Esse é um tema que me encanta, mas que comecei a pesquisar recentemente, e venho tentando colecionar essas histórias de “ritos de passagem” que envolvem um tipo de desaparecimento e uma posterior transformação e retomada de vida. Para quem se interessa, indico começar lendo as histórias das figuras que já citei; sobre a de Inanna, recomendo o poema “A descida de Inana ao mundo dos mortos” (um título bastante autoexplicativo) e que data do período paleobabilônico, entre 2000 e 1600 a.C. — não é pouco antigo, é muito antigo mesmo. Foi traduzido para o português por Adriano Scandolara e está disponível aqui.
Para quem não conhece, separei abaixo as partes principais do mito de Cora/Perséfone e Deméter na versão do Junito de Souza Brandão2, do seu Mitologia Grega, Vol.1:
“Core crescia tranqüila e feliz entre as Ninfas e em companhia de Ártemis e Atená, quando um dia seu tio Hades, que a desejava, a raptou com o auxílio de Zeus. […] Core colhia flores e Zeus, para atraí-la, colocou um narciso ou um lírio às bordas de um abismo. Ao aproximar-se da flor, a Terra se abriu, Hades ou Plutão apareceu e a conduziu para o mundo ctônio.
Desde então começou para a deusa a dolorosa tarefa de procurar a filha, levando-a a percorrer o mundo inteiro, com um archote aceso em cada uma das mãos. No momento em que estava sendo arrastada para o abismo, Core dera um grito agudo e Deméter acorreu, mas não conseguiu vê-la, e nem tampouco perceber o que havia acontecido. Simplesmente a filha desaparecera. Durante nove dias e nove noites, sem comer, sem beber, sem se banhar, a deusa errou pelo mundo. No décimo dia encontrou Hécate, que também ouvira o grito e viu que a jovem estava sendo arrastada para algum lugar, mas não lhe foi possível reconhecer o raptor, cuja cabeça estava cingida com as sombras da noite. Somente Hélio, que tudo vê, e que já, certa feita, denunciara os amores secretos de Ares e Afrodite, cientificou-a da verdade. Irritada contra Hades e Zeus, decidiu não mais retornar ao Olimpo, mas permanecer na terra, abdicando de suas funções divinas, até que lhe devolvessem a filha. […]

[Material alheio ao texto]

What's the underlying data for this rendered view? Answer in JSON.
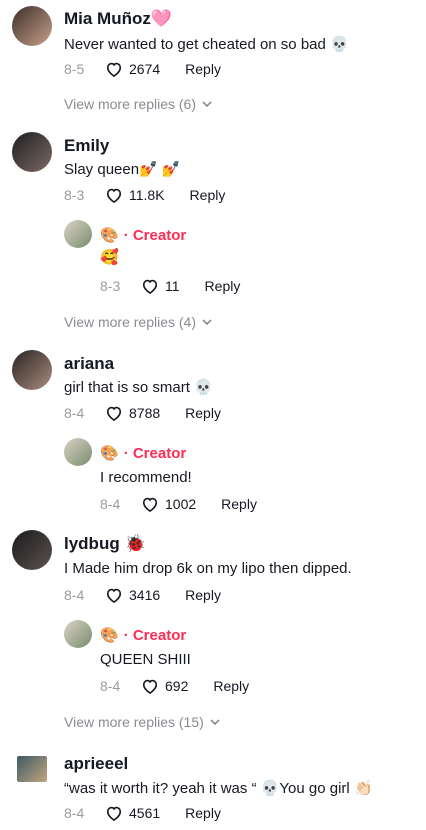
{
  "comments": [
    {
      "name": "Mia Muñoz🩷",
      "text": "Never wanted to get cheated on so bad",
      "emoji": "💀",
      "date": "8-5",
      "likes": "2674",
      "reply_label": "Reply",
      "more_replies": "View more replies (6)"
    },
    {
      "name": "Emily",
      "text": "Slay queen",
      "emoji": "💅 💅",
      "date": "8-3",
      "likes": "11.8K",
      "reply_label": "Reply",
      "reply": {
        "badge": "🎨",
        "creator": "· Creator",
        "text": "🥰",
        "date": "8-3",
        "likes": "11",
        "reply_label": "Reply"
      },
      "more_replies": "View more replies (4)"
    },
    {
      "name": "ariana",
      "text": "girl that is so smart",
      "emoji": "💀",
      "date": "8-4",
      "likes": "8788",
      "reply_label": "Reply",
      "reply": {
        "badge": "🎨",
        "creator": "· Creator",
        "text": "I recommend!",
        "date": "8-4",
        "likes": "1002",
        "reply_label": "Reply"
      }
    },
    {
      "name": "lydbug",
      "name_emoji": "🐞",
      "text": "I Made him drop 6k on my lipo then dipped.",
      "date": "8-4",
      "likes": "3416",
      "reply_label": "Reply",
      "reply": {
        "badge": "🎨",
        "creator": "· Creator",
        "text": "QUEEN SHIII",
        "date": "8-4",
        "likes": "692",
        "reply_label": "Reply"
      },
      "more_replies": "View more replies (15)"
    },
    {
      "name": "aprieeel",
      "text": "“was it worth it? yeah it was “",
      "emoji": "💀",
      "text2": "You go girl",
      "emoji2": "👏🏻",
      "date": "8-4",
      "likes": "4561",
      "reply_label": "Reply"
    }
  ],
  "colors": {
    "creator": "#fe2c55",
    "muted": "#8a8b91",
    "text": "#161823"
  },
  "icons": {
    "like": "heart-outline-icon",
    "expand": "chevron-down-icon"
  }
}
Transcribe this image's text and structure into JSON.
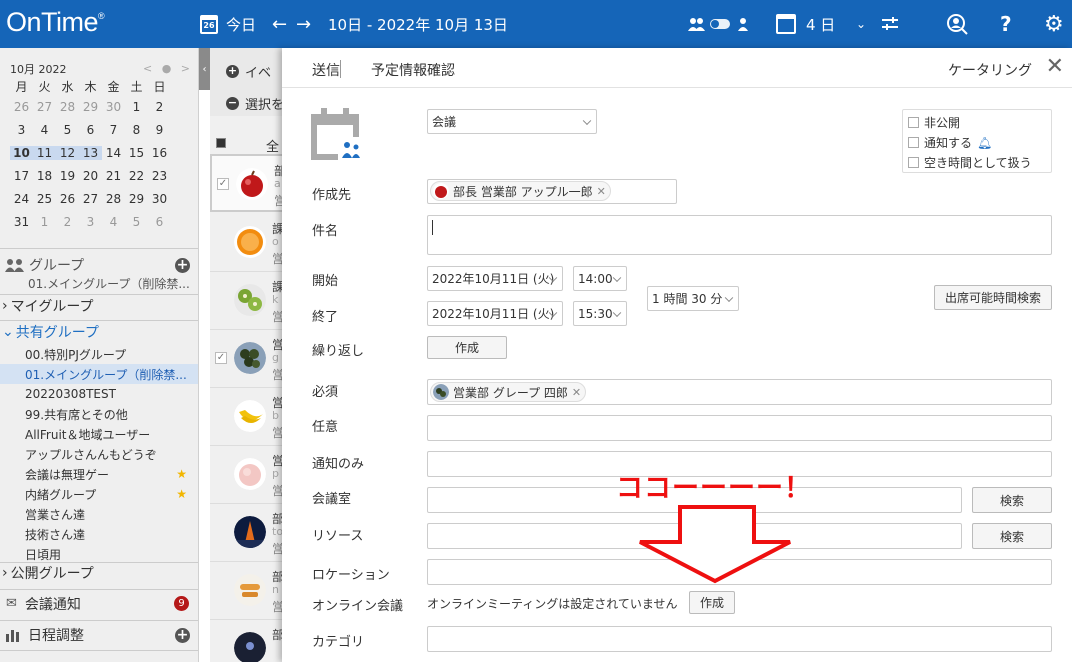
{
  "topbar": {
    "logo": "OnTime",
    "logo_mark": "®",
    "cal_day": "26",
    "today_label": "今日",
    "date_range": "10日 - 2022年 10月 13日",
    "days_label": "4 日",
    "bg_color": "#1565b8"
  },
  "sidebar": {
    "month_label": "10月 2022",
    "weekdays": [
      "月",
      "火",
      "水",
      "木",
      "金",
      "土",
      "日"
    ],
    "weeks": [
      [
        "26",
        "27",
        "28",
        "29",
        "30",
        "1",
        "2"
      ],
      [
        "3",
        "4",
        "5",
        "6",
        "7",
        "8",
        "9"
      ],
      [
        "10",
        "11",
        "12",
        "13",
        "14",
        "15",
        "16"
      ],
      [
        "17",
        "18",
        "19",
        "20",
        "21",
        "22",
        "23"
      ],
      [
        "24",
        "25",
        "26",
        "27",
        "28",
        "29",
        "30"
      ],
      [
        "31",
        "1",
        "2",
        "3",
        "4",
        "5",
        "6"
      ]
    ],
    "group_header": "グループ",
    "group_current": "01.メイングループ（削除禁...",
    "my_group": "マイグループ",
    "shared_group": "共有グループ",
    "shared_items": [
      "00.特別PJグループ",
      "01.メイングループ（削除禁...",
      "20220308TEST",
      "99.共有席とその他",
      "AllFruit＆地域ユーザー",
      "アップルさんんもどうぞ",
      "会議は無理ゲー",
      "内緒グループ",
      "営業さん達",
      "技術さん達",
      "日頃用"
    ],
    "public_group": "公開グループ",
    "meeting_notice": "会議通知",
    "meeting_badge": "9",
    "schedule_adjust": "日程調整"
  },
  "middle": {
    "add_event": "イベ",
    "select": "選択を",
    "all_label": "全て",
    "rows": [
      {
        "t1": "部",
        "t2": "a",
        "t3": "営"
      },
      {
        "t1": "課",
        "t2": "o",
        "t3": "営"
      },
      {
        "t1": "課",
        "t2": "k",
        "t3": "営"
      },
      {
        "t1": "営",
        "t2": "g",
        "t3": "営"
      },
      {
        "t1": "営",
        "t2": "b",
        "t3": "営"
      },
      {
        "t1": "営",
        "t2": "p",
        "t3": "営"
      },
      {
        "t1": "部",
        "t2": "to",
        "t3": "営"
      },
      {
        "t1": "部",
        "t2": "n",
        "t3": "営"
      },
      {
        "t1": "部",
        "t2": "",
        "t3": ""
      }
    ]
  },
  "dialog": {
    "tab_send": "送信",
    "tab_check": "予定情報確認",
    "catering": "ケータリング",
    "type_value": "会議",
    "options": [
      "非公開",
      "通知する",
      "空き時間として扱う"
    ],
    "author_label": "作成先",
    "author_chip": "部長 営業部 アップル一郎",
    "subject_label": "件名",
    "start_label": "開始",
    "start_date": "2022年10月11日 (火)",
    "start_time": "14:00",
    "end_label": "終了",
    "end_date": "2022年10月11日 (火)",
    "end_time": "15:30",
    "duration": "1 時間 30 分",
    "availability_button": "出席可能時間検索",
    "repeat_label": "繰り返し",
    "create_button": "作成",
    "required_label": "必須",
    "required_chip": "営業部 グレープ 四郎",
    "optional_label": "任意",
    "notify_only_label": "通知のみ",
    "room_label": "会議室",
    "search_button": "検索",
    "resource_label": "リソース",
    "location_label": "ロケーション",
    "online_label": "オンライン会議",
    "online_text": "オンラインミーティングは設定されていません",
    "online_create_button": "作成",
    "category_label": "カテゴリ"
  },
  "annotation": {
    "text": "ココーーーー！",
    "color": "#ee1010"
  }
}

Provocada por ela, uma seca terrível se abateu sobre a terra. Em vão Zeus lhe mandou mensageiros, pedindo que regressasse ao Olimpo. A deusa respondeu com firmeza que não voltaria ao convívio dos Imortais e nem tampouco permitiria que a vegetação crescesse, enquanto não lhe entregassem a filha. Como a ordem do mundo estivesse em perigo, Zeus pediu a Plutão que devolvesse Perséfone. O rei dos Infernos curvou-se à vontade soberana do irmão, mas habilmente fez que a esposa colocasse na boca uma semente de romã (cujo simbolismo se comentará depois) e obrigou-a a engoli-la, o que a impedia de deixar a outra vida. Finalmente, chegou-se a um consenso: Perséfone passaria quatro meses com o esposo e oito com a mãe. Reencontrada a filha, Deméter retornou ao Olimpo e a terra cobriu-se, instantaneamente, de verde.”
etapas da travessia de Vênus retrógrada pelo Sol
Ocidental e sob os raios do Sol — 3 a 7 de agosto
No dia 3 de agosto, Vênus entrou sob os raios do Sol. Essa etapa se chama última visibilidade vespertina, pois é a despedida de Vênus dessa fase ocidental, em que ela fica visível após o pôr do Sol. A partir daqui, cada dia mais próxima do astro-rei, ela desaparecerá sob a luz solar, ficando invisível no céu.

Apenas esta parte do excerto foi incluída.